Ториоста


Стихотворения в прозе: Рембо

 
7 янв 2021
Артюр Рембо. Из книги "Озарения"
 
Перевод В. M. Козового
 
ХХІІ. ЗАРЯ
 
Я обнял летнюю зарю.
 
Ничто еще не шелохнулось на фасадах дворцов. Вода стояла. Кочевья тени не покидали лесную тропу. Я шагал, пробуждая живые и влажные дуновенья, и каменья взглянули, и крылья раскрылись бесшумно.
 
Первым соблазном был – на тропинке, уже усеянной свежими и бледноватыми вспышками, – цветок, назвавший мне свое имя.
 
Я улыбнулся белесому вассерфалю, который пенился в пихтах: на серебристой верхушке распознал я богиню.
 
Тогда я сорвал, один за другим, все покровы. В аллее, размахивая руками. Равниной, где выдал ее петуху. В столице она уносилась среди колоколен и куполов, и я гнался за ней, как нищий, по мраморным набережным.
 
Где тропа поднималась, у лавровых зарослей, я обвил ее собранными покровами и слегка ощутил ее исполинское тело. Заря и дитя рухнули в гущу зарослей.
 
По пробуждении стоял полдень.
 
 
XL. ГЕНИЙ
 
Он – преданность и день насущный, ибо выстроил дом, распахнутый пенной зиме и ропоту лета, – он, кем очищены напитки и пища, в ком чарование неразгаданных мест и сверхчеловеческое блаженство стоянок. Он – преданность и день грядущий, сила и любовь, которые видятся нам, застоявшимся в ярости и тоске, на лету в штор мовых небесах и знаменах восторга.
 
Он – любовь, новонайденная безупречная мера, смысл дивный, нежданный – и вечность: машина возлюбленная роковых совершенств. Все мы познали ужас его безвозбранности с нашей вместе: о, наше ликующее здоровье, порыв способностей, Эгоизм влечения и страсть к нему – тому, кто нас любит во имя своей немеркнущей жизни!…
 
И мы вспоминаем о нем, и он странствует… Если ж расходится, звенит Осанна, то звенит его весть: «Прочь эти путы суеверий, уютов, эти ветхие тела и лета!
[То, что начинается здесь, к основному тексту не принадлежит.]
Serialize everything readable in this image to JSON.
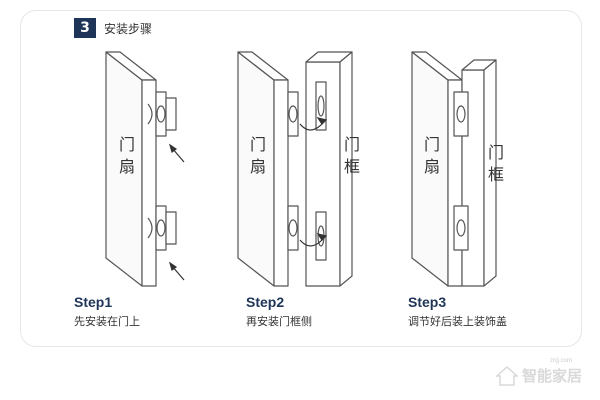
{
  "section": {
    "number": "3",
    "title": "安装步骤"
  },
  "labels": {
    "door_leaf": "门扇",
    "door_frame": "门框"
  },
  "steps": [
    {
      "title": "Step1",
      "desc": "先安装在门上"
    },
    {
      "title": "Step2",
      "desc": "再安装门框侧"
    },
    {
      "title": "Step3",
      "desc": "调节好后装上装饰盖"
    }
  ],
  "watermark": {
    "text": "智能家居",
    "sub": "znjj.com"
  },
  "colors": {
    "badge": "#1f3557",
    "step_title": "#1f3557",
    "line": "#555555"
  }
}
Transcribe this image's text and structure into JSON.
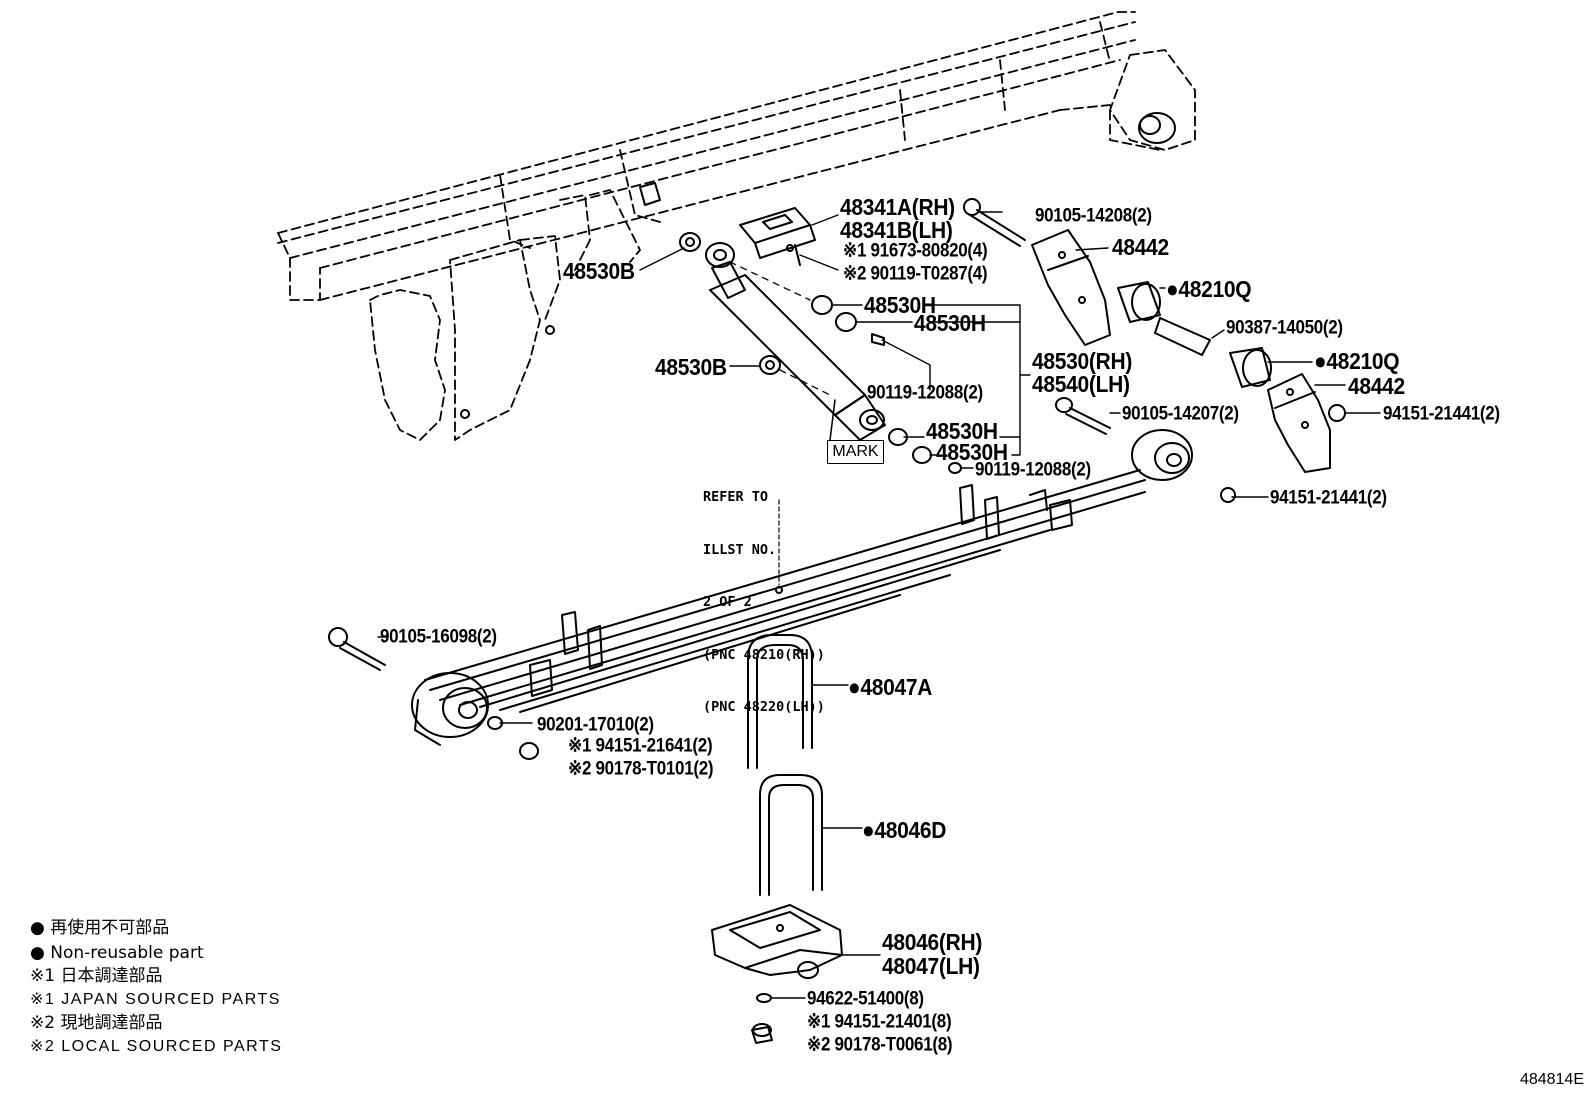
{
  "diagram": {
    "labels": {
      "p_48341A": "48341A(RH)",
      "p_48341B": "48341B(LH)",
      "p_91673": "※1 91673-80820(4)",
      "p_90119_T0287": "※2 90119-T0287(4)",
      "p_90105_14208": "90105-14208(2)",
      "p_48442_top": "48442",
      "p_48210Q_top": "●48210Q",
      "p_90387": "90387-14050(2)",
      "p_48210Q_bot": "●48210Q",
      "p_48442_bot": "48442",
      "p_94151_r1": "94151-21441(2)",
      "p_90105_14207": "90105-14207(2)",
      "p_94151_r2": "94151-21441(2)",
      "p_48530B_top": "48530B",
      "p_48530B_mid": "48530B",
      "p_48530H_1": "48530H",
      "p_48530H_2": "48530H",
      "p_48530H_3": "48530H",
      "p_48530H_4": "48530H",
      "p_48530RH": "48530(RH)",
      "p_48540LH": "48540(LH)",
      "p_90119_12088_a": "90119-12088(2)",
      "p_90119_12088_b": "90119-12088(2)",
      "mark": "MARK",
      "p_90105_16098": "90105-16098(2)",
      "p_48047A": "●48047A",
      "p_90201": "90201-17010(2)",
      "p_94151_21641": "※1 94151-21641(2)",
      "p_90178_T0101": "※2 90178-T0101(2)",
      "p_48046D": "●48046D",
      "p_48046RH": "48046(RH)",
      "p_48047LH": "48047(LH)",
      "p_94622": "94622-51400(8)",
      "p_94151_21401": "※1 94151-21401(8)",
      "p_90178_T0061": "※2 90178-T0061(8)"
    },
    "refer_note": [
      "REFER TO",
      "ILLST NO.",
      "2 OF 2",
      "(PNC 48210(RH))",
      "(PNC 48220(LH))"
    ],
    "legend": [
      "● 再使用不可部品",
      "● Non-reusable part",
      "※1 日本調達部品",
      "※1 JAPAN SOURCED PARTS",
      "※2 現地調達部品",
      "※2 LOCAL SOURCED PARTS"
    ],
    "illustration_id": "484814E"
  }
}
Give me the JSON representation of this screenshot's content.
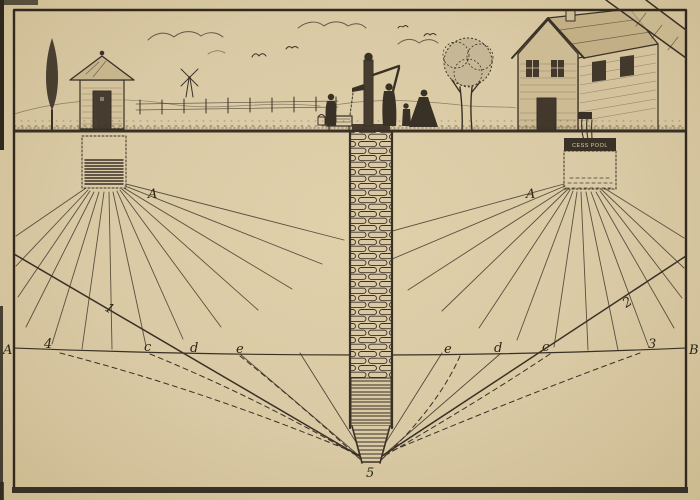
{
  "colors": {
    "paper": "#d9c9a4",
    "ink": "#3a3126"
  },
  "labels": {
    "edge_left": "A",
    "edge_right": "B",
    "plume_left": "A",
    "plume_right": "A",
    "flow_line_left": "1",
    "flow_line_right": "2",
    "point_3": "3",
    "point_4": "4",
    "well_bottom": "5",
    "water_table_left": [
      "c",
      "d",
      "e"
    ],
    "water_table_right": [
      "e",
      "d",
      "c"
    ],
    "cesspool_caption": "CESS POOL"
  }
}
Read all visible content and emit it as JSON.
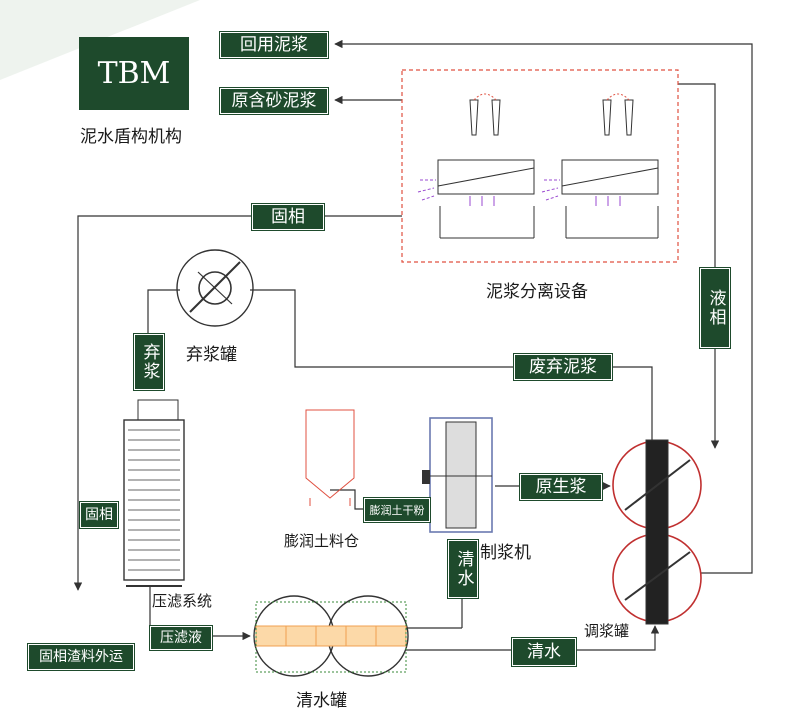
{
  "tbm": {
    "title": "TBM",
    "caption": "泥水盾构机构"
  },
  "labels": {
    "recycled_slurry": "回用泥浆",
    "raw_sandy_slurry": "原含砂泥浆",
    "solid_phase_top": "固相",
    "liquid_phase": "液相",
    "waste_slurry": "废弃泥浆",
    "discard_slurry": "弃浆",
    "raw_slurry": "原生浆",
    "bentonite_powder": "膨润土干粉",
    "clear_water_mixer": "清水",
    "solid_phase_left": "固相",
    "filtrate": "压滤液",
    "clear_water_bottom": "清水",
    "solid_waste_out": "固相渣料外运"
  },
  "captions": {
    "separation_equipment": "泥浆分离设备",
    "discard_tank": "弃浆罐",
    "bentonite_silo": "膨润土料仓",
    "slurry_maker": "制浆机",
    "filter_press": "压滤系统",
    "clear_water_tank": "清水罐",
    "mixing_tank": "调浆罐"
  },
  "colors": {
    "label_bg": "#1e4a2c",
    "line": "#333333",
    "separation_border": "#e05040",
    "cyclone_accent": "#9a4ad0",
    "water_tank_accent": "#f0a050"
  }
}
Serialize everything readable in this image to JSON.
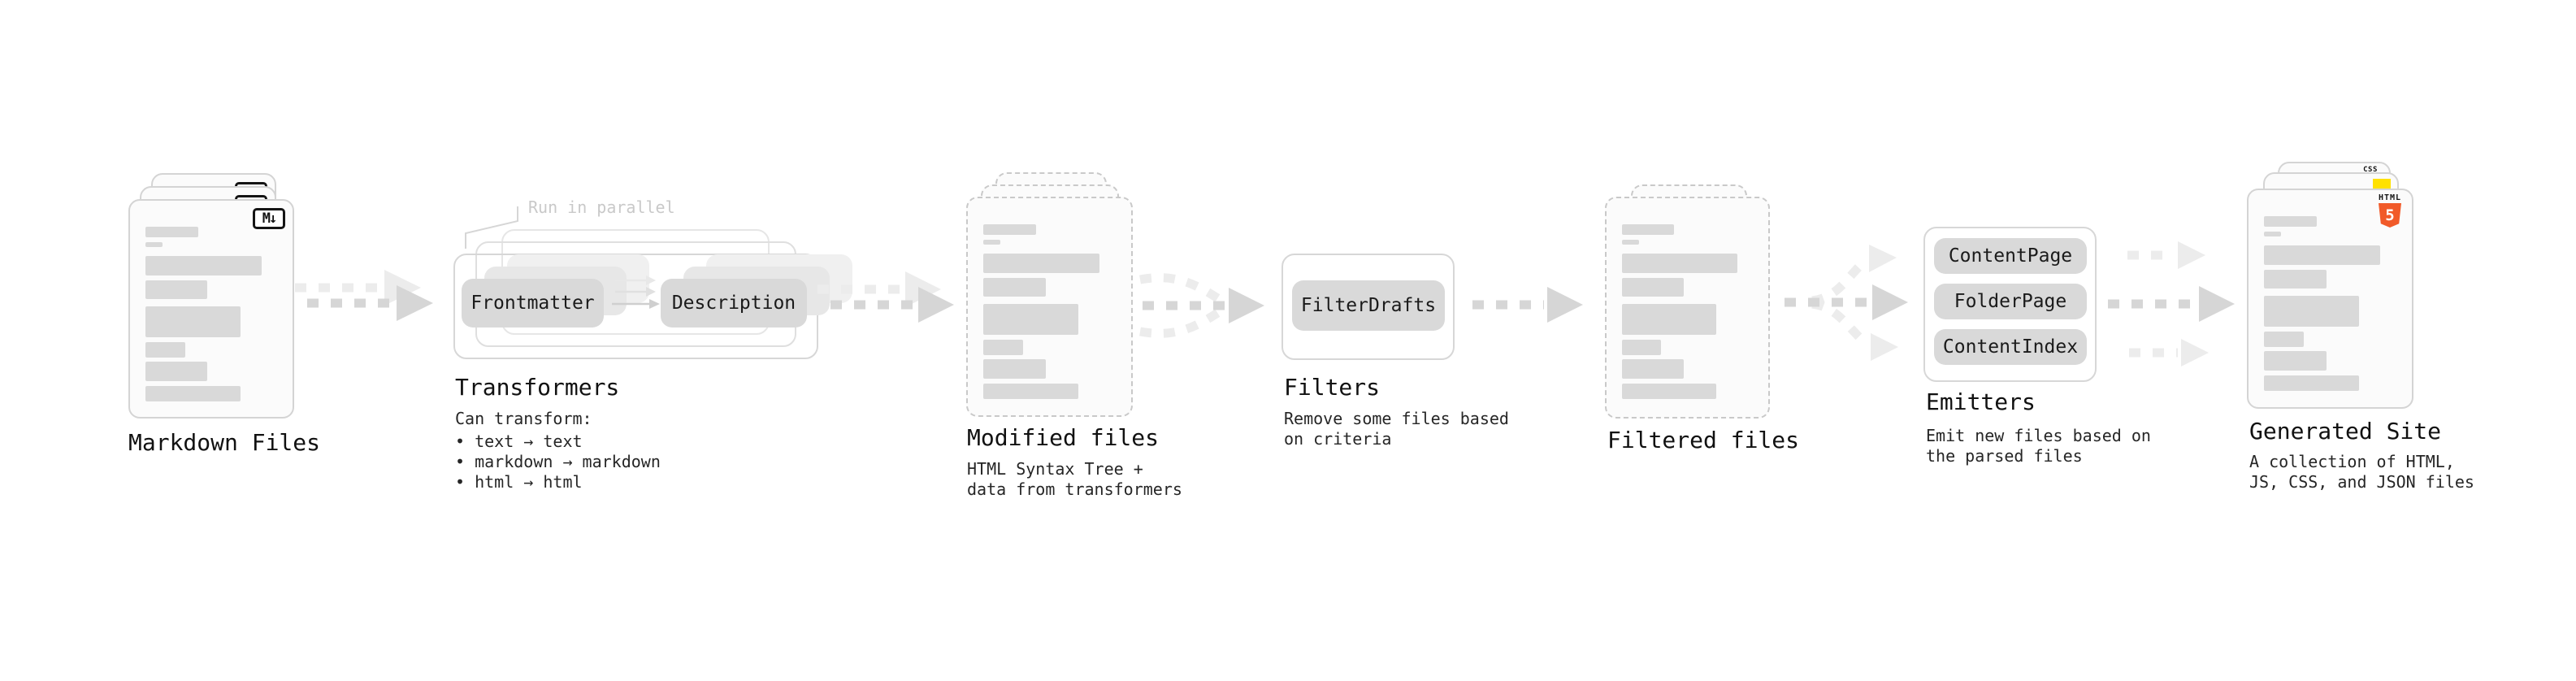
{
  "markdown": {
    "label": "Markdown Files",
    "badge": "M↓"
  },
  "transformers": {
    "label": "Transformers",
    "callout": "Run in parallel",
    "pill_left": "Frontmatter",
    "pill_right": "Description",
    "notes_title": "Can transform:",
    "notes": [
      "• text → text",
      "• markdown → markdown",
      "• html → html"
    ]
  },
  "modified": {
    "label": "Modified files",
    "subtitle": "HTML Syntax Tree +\ndata from transformers"
  },
  "filters": {
    "label": "Filters",
    "pill": "FilterDrafts",
    "subtitle": "Remove some files based\non criteria"
  },
  "filtered": {
    "label": "Filtered files"
  },
  "emitters": {
    "label": "Emitters",
    "pills": [
      "ContentPage",
      "FolderPage",
      "ContentIndex"
    ],
    "subtitle": "Emit new files based on\nthe parsed files"
  },
  "generated": {
    "label": "Generated Site",
    "subtitle": "A collection of HTML,\nJS, CSS, and JSON files",
    "badges": {
      "html_word": "HTML",
      "html_number": "5",
      "css": "CSS"
    }
  },
  "colors": {
    "html5_orange": "#f15a29",
    "js_yellow": "#ffe100",
    "css_blue": "#2965f1",
    "markdown_black": "#141414",
    "arrow_dark": "#d6d6d6",
    "arrow_light": "#ececec"
  }
}
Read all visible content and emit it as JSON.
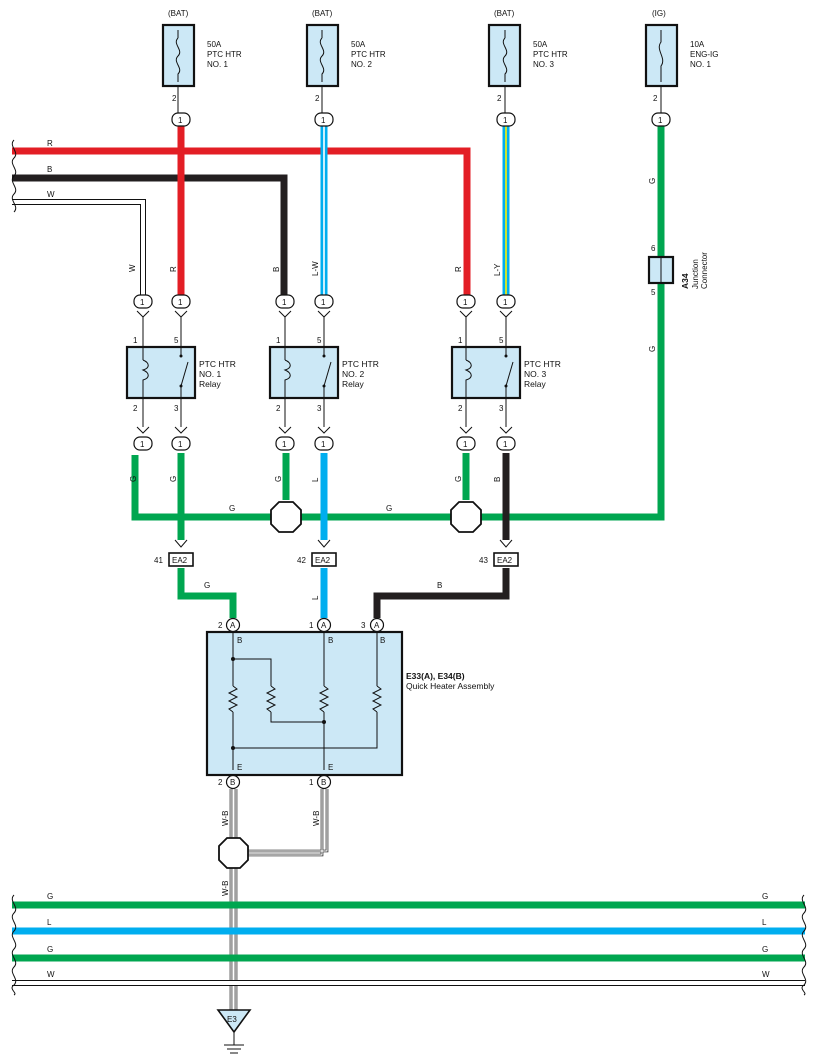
{
  "fuses": [
    {
      "supply": "(BAT)",
      "rating": "50A",
      "name1": "PTC HTR",
      "name2": "NO. 1",
      "pin": "2",
      "connector": "1"
    },
    {
      "supply": "(BAT)",
      "rating": "50A",
      "name1": "PTC HTR",
      "name2": "NO. 2",
      "pin": "2",
      "connector": "1"
    },
    {
      "supply": "(BAT)",
      "rating": "50A",
      "name1": "PTC HTR",
      "name2": "NO. 3",
      "pin": "2",
      "connector": "1"
    },
    {
      "supply": "(IG)",
      "rating": "10A",
      "name1": "ENG-IG",
      "name2": "NO. 1",
      "pin": "2",
      "connector": "1"
    }
  ],
  "bus_left": [
    {
      "label": "R",
      "color": "#e31e25"
    },
    {
      "label": "B",
      "color": "#231f20"
    },
    {
      "label": "W",
      "color": "#ffffff"
    }
  ],
  "relays": [
    {
      "name1": "PTC HTR",
      "name2": "NO. 1",
      "name3": "Relay",
      "pin_tl": "1",
      "pin_tr": "5",
      "pin_bl": "2",
      "pin_br": "3",
      "top_left_wire": "W",
      "top_right_wire": "R",
      "bot_left_wire": "G",
      "bot_right_wire": "G"
    },
    {
      "name1": "PTC HTR",
      "name2": "NO. 2",
      "name3": "Relay",
      "pin_tl": "1",
      "pin_tr": "5",
      "pin_bl": "2",
      "pin_br": "3",
      "top_left_wire": "B",
      "top_right_wire": "L-W",
      "bot_left_wire": "G",
      "bot_right_wire": "L"
    },
    {
      "name1": "PTC HTR",
      "name2": "NO. 3",
      "name3": "Relay",
      "pin_tl": "1",
      "pin_tr": "5",
      "pin_bl": "2",
      "pin_br": "3",
      "top_left_wire": "R",
      "top_right_wire": "L-Y",
      "bot_left_wire": "G",
      "bot_right_wire": "B"
    }
  ],
  "relay_connector_num": "1",
  "junction_connector": {
    "code": "A34",
    "line1": "Junction",
    "line2": "Connector",
    "pin_top": "6",
    "pin_bottom": "5",
    "wire_above": "G",
    "wire_below": "G"
  },
  "ground_link_labels": [
    "G",
    "G"
  ],
  "ea2": [
    {
      "pin": "41",
      "code": "EA2",
      "wire": "G"
    },
    {
      "pin": "42",
      "code": "EA2",
      "wire": "L"
    },
    {
      "pin": "43",
      "code": "EA2",
      "wire": "B"
    }
  ],
  "heater": {
    "title": "E33(A), E34(B)",
    "name": "Quick Heater Assembly",
    "top_pins": [
      {
        "num": "2",
        "letter": "A"
      },
      {
        "num": "1",
        "letter": "A"
      },
      {
        "num": "3",
        "letter": "A"
      }
    ],
    "top_inner": [
      "B",
      "B",
      "B"
    ],
    "bottom_inner": [
      "E",
      "E"
    ],
    "bottom_pins": [
      {
        "num": "2",
        "letter": "B"
      },
      {
        "num": "1",
        "letter": "B"
      }
    ]
  },
  "ground_wires": [
    "W-B",
    "W-B",
    "W-B"
  ],
  "bus_bottom": [
    {
      "label": "G",
      "color": "#00a650"
    },
    {
      "label": "L",
      "color": "#00aeef"
    },
    {
      "label": "G",
      "color": "#00a650"
    },
    {
      "label": "W",
      "color": "#ffffff"
    }
  ],
  "ground_point": "E3"
}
С этой эпохой покончено!»
 
Он не выйдет, не спустится с неба, не искупит гневливости женщин, веселья мужчин и всей этой скверны: ведь это свершилось, ибо он есть и любим.
 
О, его вихри, липа, концы: в устрашающей смене чистейших форм и движений!
 
О, неисчерпаемость разума и безбрежность вселенной!
 
Его тело! вожделенный исход, прибой благодати, скрещенной с новым неистовством!
 
Его взор, его взор! все былые коленопреклонства и муки возвышены вслед.
 
Его свет! истребление всяческих звучных и подвижных скорбей в музыке более пламенной.
 
Его шаг! поступь более неисчислимая, чем нашествия древних.
 
О, мы и Он! гордость более милостивая, чем благость утраченная.
 
О, мир! и светлая песнь новых бедствий!
 
Он всех нас узнал и всех возлюбил. Сумеем же в эту зимнюю ночь, с мыса к мысу, от буйного полюса к замку, из толпы к взморью, от взгляда ко взгляду, почти без сил и без чувств, его окликать, его видеть и с ним расставаться и, под бурунами, на гребне снежных пустынь, настигать его вихри, взоры, его тело и свет.